Letter to Harold

Dear Harold –

I got your email seeking my opinion about the need “to advocate for dramatic legislation towards racism and reparations for black people in America” in light of the recent mass murder at the Tops Friendly Markets in Buffalo.  Since that event, I’ve had little to say about it because, frankly, I haven’t known what to say.  Your email has prompted me to try to pull together my thoughts about it.

At its core, the assault in Buffalo (like the massacre at Robb Elementary School in Uvalde, Texas just ten days later) was a human tragedy on a large scale.  In each case, the lives of thousands of people, probably tens of thousands of people, have been forever changed by the insane behavior of one child.  The world is full of human tragedies – it’s in the nature of life, but those that are inflicted by another human being are the worst, because they are so unnecessary.  A tornado, a hurricane, an earthquake – they are truly in the nature of things, but deaths at the hands of human beings are of a different order.  We like to think that they could be avoided, if only people would behave better.

I have not doubt that as a Black man, the horror of what happened in Buffalo, and the horror of the countless deaths of Black men, women, and children that preceded, weighs on you constantly.  I understand that, but I see those events differently.  I see the murders and the related trauma as a subset of what people have called “man’s inhumanity to man.”  History is a continuing stream of inhumane behaviors, and modern times have offered no relief.  Jews have yet to recover from the Holocaust, and anti-Semitic hate continues.  Russia visits almost unthinkable and pointless death and destruction on Ukrainians.  Jews and Palestinians are terrorized by reciprocal hate.  We like to think that we’re modern and enlightened, but racial, religious, and cultural persecution (including America’s unique form of racism) shows no signs of becoming a strictly historical behavior.

So, no, I don’t think we need “dramatic legislation towards racism and reparations.”  How much more dramatic could legislation be than the 13th, 14th, and 15th Amendments to the U.S, Constitution, and what did we get from that legislation?  Ninety year later, the Civil Rights movement stimulated a second round of “dramatic legislation.”  Did those laws solve the problem?  They helped, no doubt, but events of the past several years have made it clear that despite new laws, the beliefs and behaviors of millions of people in this country have not changed.

And for white individuals who take offense because they think the preceding sentence labels them as racist, they should just stop.  Forget the labels.  Simple observation of social interactions in the United States makes it clear that millions of white Americans continue to create an environment that limits Black access to the true promise of America.  When white people acknowledge that truth, we will be able to move forward and actually begin creating a world where Blacks can experience freedom as white people do.

No, more legislation is not the answer (although a serious national reconsideration and revision of the Second Amendment is essential, to reduce both mass murder and the carnage in Black neighborhoods).  No wealth transfer to Black people will stop hate.   Another hate-crime law is not going to stop hate-driven people from doing hateful things.  No resolution adopted by the League of Nations would have stopped Hitler, and no principles adopted by the United Nations stopped Putin.  We have outlawed genocide, and genocide continues.

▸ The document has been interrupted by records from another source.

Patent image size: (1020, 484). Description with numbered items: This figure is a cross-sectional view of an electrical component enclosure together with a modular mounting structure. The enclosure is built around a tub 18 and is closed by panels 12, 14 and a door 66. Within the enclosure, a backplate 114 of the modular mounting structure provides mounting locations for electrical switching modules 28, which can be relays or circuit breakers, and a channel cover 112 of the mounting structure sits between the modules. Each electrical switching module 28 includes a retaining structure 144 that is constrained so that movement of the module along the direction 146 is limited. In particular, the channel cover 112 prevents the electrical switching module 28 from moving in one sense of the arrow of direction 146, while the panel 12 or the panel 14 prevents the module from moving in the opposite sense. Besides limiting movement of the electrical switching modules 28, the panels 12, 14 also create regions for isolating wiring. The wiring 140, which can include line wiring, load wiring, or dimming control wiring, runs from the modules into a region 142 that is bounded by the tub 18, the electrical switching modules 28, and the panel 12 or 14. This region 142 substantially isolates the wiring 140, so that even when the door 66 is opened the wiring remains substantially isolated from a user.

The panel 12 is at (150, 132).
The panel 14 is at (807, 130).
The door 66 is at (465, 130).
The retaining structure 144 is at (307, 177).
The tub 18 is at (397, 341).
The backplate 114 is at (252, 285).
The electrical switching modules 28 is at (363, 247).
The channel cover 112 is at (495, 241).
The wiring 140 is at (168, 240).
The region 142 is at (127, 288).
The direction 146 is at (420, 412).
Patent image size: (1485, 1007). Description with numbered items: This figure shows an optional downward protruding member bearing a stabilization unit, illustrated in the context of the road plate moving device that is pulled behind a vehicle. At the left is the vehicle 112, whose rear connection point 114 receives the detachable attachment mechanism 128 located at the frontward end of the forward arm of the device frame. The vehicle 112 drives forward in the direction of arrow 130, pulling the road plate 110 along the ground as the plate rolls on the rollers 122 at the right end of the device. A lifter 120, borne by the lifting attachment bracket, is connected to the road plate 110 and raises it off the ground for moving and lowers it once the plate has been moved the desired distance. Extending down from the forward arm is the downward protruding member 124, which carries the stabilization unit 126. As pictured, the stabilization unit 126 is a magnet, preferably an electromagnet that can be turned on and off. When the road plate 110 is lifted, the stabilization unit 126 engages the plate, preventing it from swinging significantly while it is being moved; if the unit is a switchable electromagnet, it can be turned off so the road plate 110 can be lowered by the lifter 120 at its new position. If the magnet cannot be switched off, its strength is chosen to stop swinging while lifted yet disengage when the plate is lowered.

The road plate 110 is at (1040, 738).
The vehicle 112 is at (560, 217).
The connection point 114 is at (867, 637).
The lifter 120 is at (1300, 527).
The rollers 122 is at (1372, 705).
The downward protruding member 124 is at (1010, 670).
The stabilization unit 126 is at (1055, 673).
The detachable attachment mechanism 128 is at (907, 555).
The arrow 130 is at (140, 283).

Attempts to legislate solutions inflame us – we can see it in abortion legislation, voting rights legislation, the efforts to impeach Donald Trump and the threatened impeachment of Joseph Biden if Republicans gain control of the House.  People, liberal and conservative, Black and white, are tired of having the government tell them what to do, and their response, liberal and conservative, Black and white, is to try to gain control of the government so they can tell the others what to do.  Legislation is not a solution, and electoral politics, although important, is not the solution.

Increasingly, I’m convinced that there is only one way for change to occur, and that’s by positive, good-faith, compassionate interaction among people, so that we learn to behave differently.   We need to connect, one on one, and learn to acknowledge our differences so that we can move forward together.

The answer is to be found in the hearts of people, in how we teach and learn from one another, how we build community among us.  It’s a long, slow process.  It takes generations of building bridges, of people coming together and rejecting hate and accepting love and compassion.  It’s not enough for white people to say and believe, “I am not a racist.”  Blacks must help white people understand and have compassion for the environment that this country created and maintains, an environment that regularly tells Blacks that they are different and excluded.

In his Commencement Address to Oberlin College in 1965, Martin Luther King, Jr, stated the proposition clearly:

All I’m saying is simply this: that all life is interrelated, that somehow we’re caught in an inescapable network of mutuality tied in a single garment of destiny. Whatever affects one directly affects all indirectly. For some strange reason, I can never be what I ought to be until you are what you ought to be. And you can never be what you ought to be until I am what I ought to be – this is the interrelated structure of reality.  

Human hearts have to change at the places where Black and white meet, face to face.  Well meaning people have to work together to create a society where we treat each other with compassion and understanding.  That’s a matter of changing the behaviors of people; as our behaviors change, our hearts will change.  We can’t do that by creating laws that require people to behave in certain ways.  It can happen only by Black and white living together and recognizing that we live “in an inescapable network of mutuality, tied in a single garment of destiny.”